L'ombre de la Russie
Dans ce contexte, il est légitime de s'interroger aujourd'hui sur la dimension clandestine de la relation Russie-Corée du Nord. Lors de son récent discours de Valdaï, Vladimir Poutine a accusé la Corée du Sud de fournir une assistance militaire à l'Ukraine, alors même que celle-ci est contestée par Séoul, qui ne reconnaît qu’une assistance humanitaire, et qu'aucune preuve ne permet de démontrer son existence. Poutine a ponctué son accusation d’une menace : "Comment la Corée du Sud réagirait-elle si nous reprenions notre coopération en matière d’armement avec le Nord ? Est-ce que ça vous plairait ? ".

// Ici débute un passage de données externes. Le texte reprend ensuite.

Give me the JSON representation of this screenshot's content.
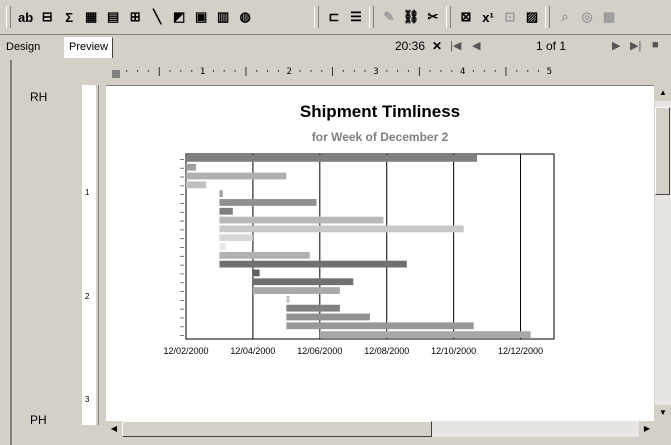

Il y a pourtant trois pistes suffisamment sérieuses pour être évoquées, et qui suggèrent la possibilité que cette coopération en matière d’armement aurait déjà pu renouer - même s’il demeure impossible de l’établir à ce jour.
- Le déni vigoureux des Russes après les accusations du New York Times (qui s’appuient sur du renseignement américain déclassifié) selon lesquelles l'armée russe en serait réduite à se procurer des munitions nord-coréennes n’empêche pas certains auteurs russes de lister quels systèmes produits par la Corée du Nord seraient utiles à la Russie pour vaincre l'Ukraine : lance-roquettes, howitzers Koksan sans électronique embarquée, tanks… Aucun de ces systèmes n’a été photographié sur le terrain. Des munitions type obus sont plus difficiles à identifier, mais nul doute que si elles sont livrées et utilisées par les Russes, l'analyse forensique le démontrera.

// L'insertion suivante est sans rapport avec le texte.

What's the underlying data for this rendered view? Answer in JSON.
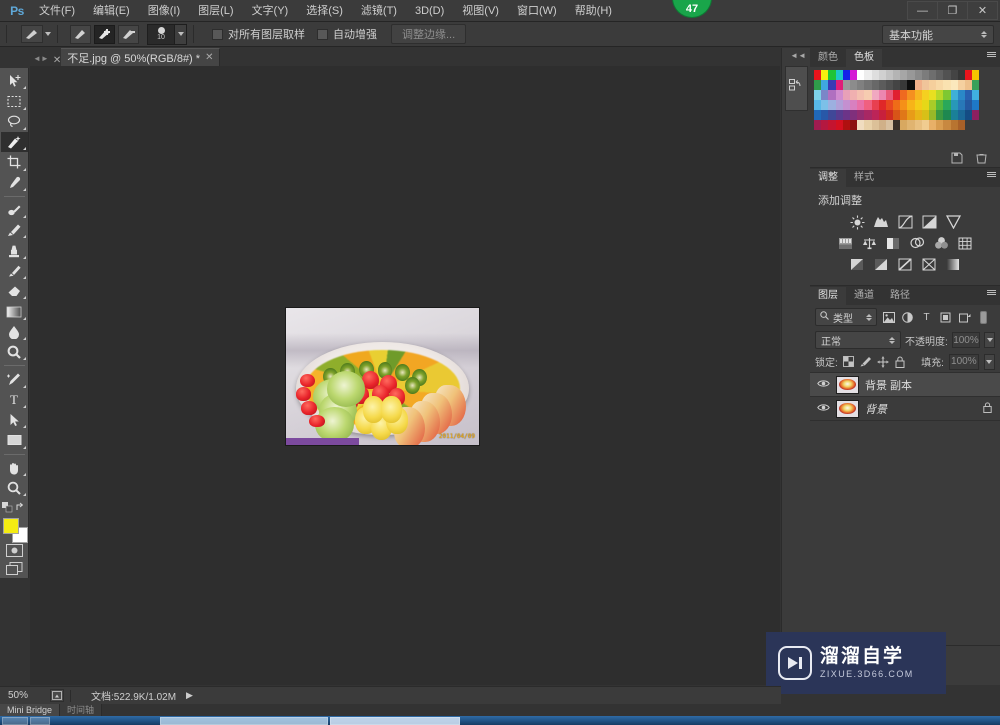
{
  "app": {
    "logo_text": "Ps",
    "notification_badge": "47"
  },
  "menubar": {
    "items": [
      {
        "label": "文件(F)",
        "name": "menu-file"
      },
      {
        "label": "编辑(E)",
        "name": "menu-edit"
      },
      {
        "label": "图像(I)",
        "name": "menu-image"
      },
      {
        "label": "图层(L)",
        "name": "menu-layer"
      },
      {
        "label": "文字(Y)",
        "name": "menu-type"
      },
      {
        "label": "选择(S)",
        "name": "menu-select"
      },
      {
        "label": "滤镜(T)",
        "name": "menu-filter"
      },
      {
        "label": "3D(D)",
        "name": "menu-3d"
      },
      {
        "label": "视图(V)",
        "name": "menu-view"
      },
      {
        "label": "窗口(W)",
        "name": "menu-window"
      },
      {
        "label": "帮助(H)",
        "name": "menu-help"
      }
    ],
    "window_controls": {
      "minimize": "—",
      "restore": "❐",
      "close": "✕"
    }
  },
  "options_bar": {
    "brush_size": "10",
    "sample_all_layers_label": "对所有图层取样",
    "auto_enhance_label": "自动增强",
    "refine_edge_label": "调整边缘...",
    "workspace": "基本功能"
  },
  "document_tab": {
    "title": "不足.jpg @ 50%(RGB/8#) *",
    "close_glyph": "✕"
  },
  "toolbar": {
    "tools": [
      {
        "name": "move-tool",
        "glyph": "✛"
      },
      {
        "name": "marquee-tool",
        "glyph": "▢"
      },
      {
        "name": "lasso-tool",
        "glyph": "◯"
      },
      {
        "name": "quick-selection-tool",
        "glyph": "✦",
        "active": true
      },
      {
        "name": "crop-tool",
        "glyph": "⌗"
      },
      {
        "name": "eyedropper-tool",
        "glyph": "✎"
      },
      {
        "name": "healing-brush-tool",
        "glyph": "⚕"
      },
      {
        "name": "brush-tool",
        "glyph": "🖌"
      },
      {
        "name": "clone-stamp-tool",
        "glyph": "⚒"
      },
      {
        "name": "history-brush-tool",
        "glyph": "↻"
      },
      {
        "name": "eraser-tool",
        "glyph": "⌫"
      },
      {
        "name": "gradient-tool",
        "glyph": "▤"
      },
      {
        "name": "blur-tool",
        "glyph": "💧"
      },
      {
        "name": "dodge-tool",
        "glyph": "🔍"
      },
      {
        "name": "pen-tool",
        "glyph": "✒"
      },
      {
        "name": "type-tool",
        "glyph": "T"
      },
      {
        "name": "path-selection-tool",
        "glyph": "▶"
      },
      {
        "name": "rectangle-shape-tool",
        "glyph": "▭"
      },
      {
        "name": "hand-tool",
        "glyph": "✋"
      },
      {
        "name": "zoom-tool",
        "glyph": "🔍"
      }
    ],
    "foreground_color": "#f4ec12",
    "background_color": "#ffffff"
  },
  "color_panel": {
    "tabs": [
      {
        "label": "颜色",
        "active": false
      },
      {
        "label": "色板",
        "active": true
      }
    ],
    "swatch_colors": [
      "#e8141c",
      "#f5f010",
      "#1fc436",
      "#1fc8c8",
      "#1420e8",
      "#d419d4",
      "#ffffff",
      "#ededed",
      "#dedede",
      "#d0d0d0",
      "#c2c2c2",
      "#b4b4b4",
      "#a6a6a6",
      "#989898",
      "#8a8a8a",
      "#7c7c7c",
      "#6e6e6e",
      "#606060",
      "#525252",
      "#444444",
      "#363636",
      "#e8141c",
      "#f5c400",
      "#2f9c4a",
      "#3fa8e0",
      "#3a3ab4",
      "#e01e78",
      "#9a9a9a",
      "#8c8c8c",
      "#808080",
      "#747474",
      "#686868",
      "#5c5c5c",
      "#505050",
      "#444444",
      "#383838",
      "#0d0d0d",
      "#f0b08a",
      "#f0c49a",
      "#f5cf9c",
      "#f8d9a6",
      "#fae2b0",
      "#fbe8bc",
      "#f5d0a0",
      "#eec08c",
      "#3aa05a",
      "#7ed2e8",
      "#7a86c8",
      "#b070c0",
      "#d08cd0",
      "#e8a0b8",
      "#f0b0b0",
      "#f4c0b0",
      "#f6ccb0",
      "#f0a8c0",
      "#ec86b0",
      "#e85a7a",
      "#e02030",
      "#ef6a20",
      "#f59020",
      "#f7b520",
      "#f5d020",
      "#e8e020",
      "#b8d828",
      "#7ec832",
      "#3fb0d8",
      "#2a88c8",
      "#2860b0",
      "#40b0e0",
      "#58b8e8",
      "#7cc0e8",
      "#9cb0e0",
      "#b0a0d8",
      "#c490d0",
      "#d880c0",
      "#e870a8",
      "#f06080",
      "#e84050",
      "#e02828",
      "#e84820",
      "#ef6c18",
      "#f59018",
      "#f7b418",
      "#f5cc18",
      "#e6d818",
      "#a8cc28",
      "#58b83a",
      "#2aa85a",
      "#2898b8",
      "#2878b8",
      "#2458a0",
      "#1e78c8",
      "#2068b8",
      "#2858a8",
      "#404898",
      "#583c90",
      "#6c3488",
      "#80307c",
      "#942c70",
      "#a82864",
      "#bc2458",
      "#c8203c",
      "#d02c20",
      "#d85418",
      "#e07818",
      "#e89c18",
      "#e8b418",
      "#d8c018",
      "#98b828",
      "#3c9840",
      "#1e8850",
      "#1a8098",
      "#1a6898",
      "#144c84",
      "#8c2060",
      "#a01c50",
      "#b41840",
      "#c41430",
      "#d41020",
      "#b01010",
      "#8c1010",
      "#f0dcc0",
      "#e8d0a8",
      "#dcc098",
      "#d0b088",
      "#d8c0a0",
      "#3a3028",
      "#d8a860",
      "#e0b470",
      "#e8c080",
      "#f0cc90",
      "#e8b068",
      "#d89c50",
      "#c88840",
      "#b87430",
      "#a86028",
      ""
    ]
  },
  "adjustments_panel": {
    "tabs": [
      {
        "label": "调整",
        "active": true
      },
      {
        "label": "样式",
        "active": false
      }
    ],
    "title": "添加调整",
    "rows": [
      [
        {
          "name": "brightness-contrast-icon",
          "glyph": "☀"
        },
        {
          "name": "levels-icon",
          "glyph": "▥"
        },
        {
          "name": "curves-icon",
          "glyph": "◸"
        },
        {
          "name": "exposure-icon",
          "glyph": "◪"
        },
        {
          "name": "vibrance-icon",
          "glyph": "▽"
        }
      ],
      [
        {
          "name": "hue-saturation-icon",
          "glyph": "▦"
        },
        {
          "name": "color-balance-icon",
          "glyph": "⚖"
        },
        {
          "name": "black-white-icon",
          "glyph": "◨"
        },
        {
          "name": "photo-filter-icon",
          "glyph": "◍"
        },
        {
          "name": "channel-mixer-icon",
          "glyph": "❃"
        },
        {
          "name": "color-lookup-icon",
          "glyph": "▦"
        }
      ],
      [
        {
          "name": "invert-icon",
          "glyph": "◩"
        },
        {
          "name": "posterize-icon",
          "glyph": "◪"
        },
        {
          "name": "threshold-icon",
          "glyph": "◸"
        },
        {
          "name": "gradient-map-icon",
          "glyph": "⧅"
        },
        {
          "name": "selective-color-icon",
          "glyph": "▤"
        }
      ]
    ]
  },
  "layers_panel": {
    "tabs": [
      {
        "label": "图层",
        "active": true
      },
      {
        "label": "通道",
        "active": false
      },
      {
        "label": "路径",
        "active": false
      }
    ],
    "filter": {
      "search_icon": "search-icon",
      "kind_label": "类型",
      "kind_icons": [
        {
          "name": "filter-pixel-icon",
          "glyph": "▣"
        },
        {
          "name": "filter-adjustment-icon",
          "glyph": "◑"
        },
        {
          "name": "filter-type-icon",
          "glyph": "T"
        },
        {
          "name": "filter-shape-icon",
          "glyph": "▢"
        },
        {
          "name": "filter-smart-icon",
          "glyph": "⬘"
        }
      ],
      "toggle_glyph": "▮"
    },
    "blend_mode": "正常",
    "opacity_label": "不透明度:",
    "opacity_value": "100%",
    "lock_label": "锁定:",
    "lock_icons": [
      {
        "name": "lock-transparent-icon",
        "glyph": "▨"
      },
      {
        "name": "lock-image-icon",
        "glyph": "🖌"
      },
      {
        "name": "lock-position-icon",
        "glyph": "✛"
      },
      {
        "name": "lock-all-icon",
        "glyph": "🔒"
      }
    ],
    "fill_label": "填充:",
    "fill_value": "100%",
    "layers": [
      {
        "name": "背景 副本",
        "visible": true,
        "locked": false,
        "selected": true,
        "eye": "👁"
      },
      {
        "name": "背景",
        "visible": true,
        "locked": true,
        "selected": false,
        "eye": "👁",
        "lock_glyph": "🔒"
      }
    ]
  },
  "canvas": {
    "image_datestamp": "2011/04/09"
  },
  "status_bar": {
    "zoom": "50%",
    "doc_info": "文档:522.9K/1.02M",
    "arrow_glyph": "▶"
  },
  "bottom_tabs": [
    {
      "label": "Mini Bridge",
      "active": true
    },
    {
      "label": "时间轴",
      "active": false
    }
  ],
  "watermark": {
    "title": "溜溜自学",
    "url": "ZIXUE.3D66.COM"
  },
  "colors": {
    "panel_bg": "#3b3b3b",
    "canvas_bg": "#2e2e2e",
    "toolbar_bg": "#535353",
    "accent_badge": "#19a54a",
    "watermark_bg": "#2b3558"
  }
}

- La ressemblance frappante entre l’Iskander-M russe et les missiles balistiques nord-coréens de courte portée photographiés depuis 2018 soulève des interrogations raisonnables quant à de possibles transferts de technologie.
- L'étude de l'International Institute for Strategic Studies (IISS) sur la propulsion moteur-fusée (RD-250) des missiles intercontinentaux nord-coréens pointe du doigt la possibilité de réseaux de prolifération clandestins à partir de l'usine de Yuzhmash à Dniepr, en Ukraine. Après les échecs répétés de ses ambitions intercontinentales, le programme missilier nord-coréen franchit soudain le cap de la maîtrise de la propulsion en 2016-2017, avec un nouveau dispositif. L'affaire est opaque. Les missiles intercontinentaux soviétiques, puis russes, se fournissaient à Yuzhmash jusqu'à l'annexion de la Crimée en 2014, date après laquelle les Russes ne passent plus commande à ce complexe industriel. Le rapport produit, au moment de sa publication, un fort déni ukrainien, allant jusqu'à l'accusation officielle d'une fabrication russe visant à couvrir "leurs propres crimes".
Que faire ?
S'il demeure impossible de démontrer une contribution active de la Russie, ou de certains réseaux russes, à la prolifération nord-coréenne, il est évident que la Corée du Nord n'accélérerait pas autant son programme balistique si elle ne bénéficiait pas de l’environnement propice que les politiques étrangères chinoises et russes ont construit autour d'elle, et qui créent les conditions de son impunité. Alors que l'attention des milieux de sécurité en Europe est accaparée par l’Ukraine, les risques de prolifération active de la Russie vers l'Iran et la Corée du Nord semblent pourtant un sujet qui mérite des ressources.
Pour la Chine, la question se pose aujourd’hui sous l'angle non de la prolifération, mais du commerce de biens de consommation ou de produits pétroliers prohibés. La Chine est relativement sensible aux coûts réputationnels en ce domaine. D'une part, elle tolère les transferts maritimes entre bateaux chinois et nord-coréens dans sa zone économique exclusive, qui permettent des violations du régime de sanction. De l'autre, elle a pu réagir lorsque les activités internationales de surveillance de cette zone amenaient à démontrer, photos à l’appui, que de tels transferts avaient lieu.